Plastic accumulation in the open environment due to mismanagement has led to growing concern over its pollution and degradation of ecosystems and impacts on human health. The current linear consumption of conventional plastics is widely considered unsustainable. Biodegradable polymers (bioplastics) have been growing in production and use and are frequently marketed as sustainable alternatives to conventional plastics. However, the environmental impacts resulting from the mismanagement or improper disposal of bioplastics is an area of research that is still in its infancy. This is especially true in the context of Ireland, which generates the highest amount of plastic packaging waste in the EU. The expected growth in bioplastic consumption and the lack of bioplastic degradation knowledge coupled with Ireland’s high plastic waste generation and abundance of rain serves as the foundation to this research. This research aims to evaluate the degradation and fragmentation of degradable and nondegradable bioplastics in a controlled environment, simulating maritime conditions to gain a better understanding of their possible degradation in an open environment due to mismanagement or littering.

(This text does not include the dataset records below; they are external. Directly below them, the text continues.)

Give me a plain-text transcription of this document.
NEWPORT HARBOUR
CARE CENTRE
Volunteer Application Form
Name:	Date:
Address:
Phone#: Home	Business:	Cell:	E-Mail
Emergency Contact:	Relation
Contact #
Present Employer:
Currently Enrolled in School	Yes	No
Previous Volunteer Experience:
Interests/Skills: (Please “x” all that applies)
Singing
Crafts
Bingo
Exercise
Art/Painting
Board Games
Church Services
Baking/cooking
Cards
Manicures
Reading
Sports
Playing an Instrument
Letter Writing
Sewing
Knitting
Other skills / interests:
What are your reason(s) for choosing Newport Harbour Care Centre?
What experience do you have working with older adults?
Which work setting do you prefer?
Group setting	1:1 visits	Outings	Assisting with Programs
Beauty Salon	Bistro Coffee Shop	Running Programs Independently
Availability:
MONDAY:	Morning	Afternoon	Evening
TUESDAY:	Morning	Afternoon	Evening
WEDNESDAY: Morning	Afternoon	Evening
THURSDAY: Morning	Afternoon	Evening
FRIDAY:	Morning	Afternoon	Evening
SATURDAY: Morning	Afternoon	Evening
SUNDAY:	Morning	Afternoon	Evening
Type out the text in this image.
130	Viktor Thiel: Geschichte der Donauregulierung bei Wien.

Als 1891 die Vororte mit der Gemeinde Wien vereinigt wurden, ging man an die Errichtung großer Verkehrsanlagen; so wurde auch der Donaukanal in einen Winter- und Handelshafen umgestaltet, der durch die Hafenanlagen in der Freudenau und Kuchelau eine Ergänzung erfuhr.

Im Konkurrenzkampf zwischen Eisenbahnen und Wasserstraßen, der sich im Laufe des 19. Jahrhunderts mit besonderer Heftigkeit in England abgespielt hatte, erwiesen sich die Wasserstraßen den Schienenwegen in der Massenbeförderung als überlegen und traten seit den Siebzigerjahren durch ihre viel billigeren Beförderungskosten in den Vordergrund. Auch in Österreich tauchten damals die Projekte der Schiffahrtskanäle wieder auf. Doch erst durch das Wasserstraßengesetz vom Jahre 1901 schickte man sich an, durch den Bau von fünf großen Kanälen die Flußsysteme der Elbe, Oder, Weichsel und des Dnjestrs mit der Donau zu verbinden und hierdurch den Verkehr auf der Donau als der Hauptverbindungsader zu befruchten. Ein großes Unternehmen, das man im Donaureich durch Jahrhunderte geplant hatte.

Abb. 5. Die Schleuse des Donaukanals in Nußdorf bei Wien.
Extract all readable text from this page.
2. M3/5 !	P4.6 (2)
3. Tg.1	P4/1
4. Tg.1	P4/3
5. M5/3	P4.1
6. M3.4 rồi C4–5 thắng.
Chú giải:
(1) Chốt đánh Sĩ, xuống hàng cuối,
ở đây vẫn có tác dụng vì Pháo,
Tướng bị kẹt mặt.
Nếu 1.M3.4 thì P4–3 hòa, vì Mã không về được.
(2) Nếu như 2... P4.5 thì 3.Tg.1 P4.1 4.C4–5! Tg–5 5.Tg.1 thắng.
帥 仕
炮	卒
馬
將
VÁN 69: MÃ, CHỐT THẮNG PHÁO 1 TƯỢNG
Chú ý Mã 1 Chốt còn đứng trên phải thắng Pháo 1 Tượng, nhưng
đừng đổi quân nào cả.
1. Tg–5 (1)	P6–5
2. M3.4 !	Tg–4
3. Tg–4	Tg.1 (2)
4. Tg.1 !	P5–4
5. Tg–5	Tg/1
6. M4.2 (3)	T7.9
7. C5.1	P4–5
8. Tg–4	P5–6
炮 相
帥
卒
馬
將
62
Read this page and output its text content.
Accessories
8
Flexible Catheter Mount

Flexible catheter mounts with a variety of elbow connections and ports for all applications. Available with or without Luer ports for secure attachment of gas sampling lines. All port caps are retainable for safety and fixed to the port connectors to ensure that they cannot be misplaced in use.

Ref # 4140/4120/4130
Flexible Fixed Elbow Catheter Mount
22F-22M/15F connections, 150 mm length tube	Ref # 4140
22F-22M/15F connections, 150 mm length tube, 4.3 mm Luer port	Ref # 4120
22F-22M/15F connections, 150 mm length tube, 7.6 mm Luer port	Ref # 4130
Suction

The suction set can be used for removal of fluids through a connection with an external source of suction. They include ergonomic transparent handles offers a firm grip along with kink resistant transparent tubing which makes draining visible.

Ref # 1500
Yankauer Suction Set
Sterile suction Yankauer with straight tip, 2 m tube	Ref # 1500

Rainfall simulators can replicate natural rainfall events and provide meaningful, quantifiable data. Rainfall simulation and UV ageing will be used under controlled laboratory conditions to analyse bioplastic degradation over time. Rainfall runoff will be collected and analysed for microplastic persistence to glean insight into possible impacts to environmental receptors such as soil and waterways. Following the rainfall simulation, mechanical testing in the form of tensile strength tests will be performed to further analyse the degradation. Lastly, computational modelling and soil burial studies will act as supports to the laboratory testing. To our knowledge, this is the first study of its kind using rainfall simulation to evaluate bioplastic degradation and this research has the potential to offer a novel method for evaluating bioplastic degradation in a simulated oceanic climate environment.